SECRETS DERRIÈRE LE MUR (LES)

publié le

Koji WAKAMATSU : « Les secrets derrière le mur », 1965

Le mur est omniprésent, on ne voit que lui, y compris dans les regards et les façons de se parler. Où que l’on se tourne, on se heurte au mur. Façades monotones, géométriques, des immeubles. Cloisons des petites pièces où évoluent en stagnation les personnages. Chaque appartement a beau être individuel, on les imagine tellement se ressembler, tous faits sur le même moule et dès lors conditionner les êtres qui y vivent - prévoir leur marge de manœuvre, leur manière de tuer le temps, tourner en rond -, que l’on est comme à l’intérieur d’une construction panoptique.
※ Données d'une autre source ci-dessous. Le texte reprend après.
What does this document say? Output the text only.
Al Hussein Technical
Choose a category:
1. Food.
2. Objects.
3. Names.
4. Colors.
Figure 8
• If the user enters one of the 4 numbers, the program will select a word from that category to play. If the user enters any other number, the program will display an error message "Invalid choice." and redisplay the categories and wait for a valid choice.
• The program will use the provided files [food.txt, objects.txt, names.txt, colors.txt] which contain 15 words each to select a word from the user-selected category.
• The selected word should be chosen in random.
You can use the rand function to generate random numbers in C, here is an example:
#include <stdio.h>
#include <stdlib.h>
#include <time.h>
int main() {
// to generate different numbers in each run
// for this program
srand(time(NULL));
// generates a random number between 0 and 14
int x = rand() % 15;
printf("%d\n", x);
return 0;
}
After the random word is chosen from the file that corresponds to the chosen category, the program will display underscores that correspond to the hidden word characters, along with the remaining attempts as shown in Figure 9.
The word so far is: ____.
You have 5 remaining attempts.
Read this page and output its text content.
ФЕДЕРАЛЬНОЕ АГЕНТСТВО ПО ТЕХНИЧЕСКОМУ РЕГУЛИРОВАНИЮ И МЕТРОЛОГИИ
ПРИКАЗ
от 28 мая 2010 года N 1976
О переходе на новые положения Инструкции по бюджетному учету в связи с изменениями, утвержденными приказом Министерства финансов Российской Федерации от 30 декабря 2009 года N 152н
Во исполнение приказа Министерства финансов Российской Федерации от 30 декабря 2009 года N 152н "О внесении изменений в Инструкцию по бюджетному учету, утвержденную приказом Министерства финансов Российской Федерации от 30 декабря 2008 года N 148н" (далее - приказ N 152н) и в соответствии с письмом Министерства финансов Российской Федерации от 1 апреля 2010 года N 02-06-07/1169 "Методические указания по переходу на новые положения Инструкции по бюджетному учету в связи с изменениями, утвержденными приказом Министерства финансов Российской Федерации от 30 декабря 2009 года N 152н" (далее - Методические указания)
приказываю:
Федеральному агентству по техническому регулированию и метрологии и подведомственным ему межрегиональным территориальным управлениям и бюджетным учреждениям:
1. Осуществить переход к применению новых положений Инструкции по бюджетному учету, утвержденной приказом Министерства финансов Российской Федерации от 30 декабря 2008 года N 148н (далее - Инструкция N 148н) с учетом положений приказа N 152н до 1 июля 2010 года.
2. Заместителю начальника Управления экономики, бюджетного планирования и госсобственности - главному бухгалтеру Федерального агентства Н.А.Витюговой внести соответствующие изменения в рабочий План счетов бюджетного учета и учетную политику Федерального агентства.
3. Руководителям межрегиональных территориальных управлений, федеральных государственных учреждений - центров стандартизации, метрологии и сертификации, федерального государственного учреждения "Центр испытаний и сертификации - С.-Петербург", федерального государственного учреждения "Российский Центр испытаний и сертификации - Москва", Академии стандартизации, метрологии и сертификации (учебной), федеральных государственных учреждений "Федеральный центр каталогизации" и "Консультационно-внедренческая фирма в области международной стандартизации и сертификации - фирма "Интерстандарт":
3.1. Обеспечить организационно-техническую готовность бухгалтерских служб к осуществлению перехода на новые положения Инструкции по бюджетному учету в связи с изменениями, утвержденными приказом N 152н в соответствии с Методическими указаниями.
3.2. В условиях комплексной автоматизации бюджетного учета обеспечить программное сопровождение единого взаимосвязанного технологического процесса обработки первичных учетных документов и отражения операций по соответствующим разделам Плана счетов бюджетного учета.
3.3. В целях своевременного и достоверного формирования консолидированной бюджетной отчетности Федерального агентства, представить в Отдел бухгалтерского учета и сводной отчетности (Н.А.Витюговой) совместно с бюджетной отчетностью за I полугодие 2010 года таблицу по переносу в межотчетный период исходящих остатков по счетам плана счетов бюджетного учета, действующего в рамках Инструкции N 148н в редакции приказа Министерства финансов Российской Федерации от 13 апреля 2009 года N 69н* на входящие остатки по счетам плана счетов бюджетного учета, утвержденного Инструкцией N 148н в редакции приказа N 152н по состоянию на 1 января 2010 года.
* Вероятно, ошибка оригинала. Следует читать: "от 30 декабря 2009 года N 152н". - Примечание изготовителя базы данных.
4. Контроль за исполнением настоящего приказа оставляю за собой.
Ce qui est surprenant est que l’on est en 1960, la société japonaise a connu récemment deux explosions atomiques, a perdu la guerre, on pourrait s’attendre à voir beaucoup d’agitation, de processus révolutionnaires. Koji Wakamatsu montre une société fermée, enfermée, rongée de désirs frustrés. Une violence sourde plaque les individus dans leurs cages, surtout la partie la plus traditionnelle, les femmes au foyer, les moins occidentalisées. Les hommes, les amants travaillent, s’adaptent, rentrent dans le jeu des nouvelles valeurs.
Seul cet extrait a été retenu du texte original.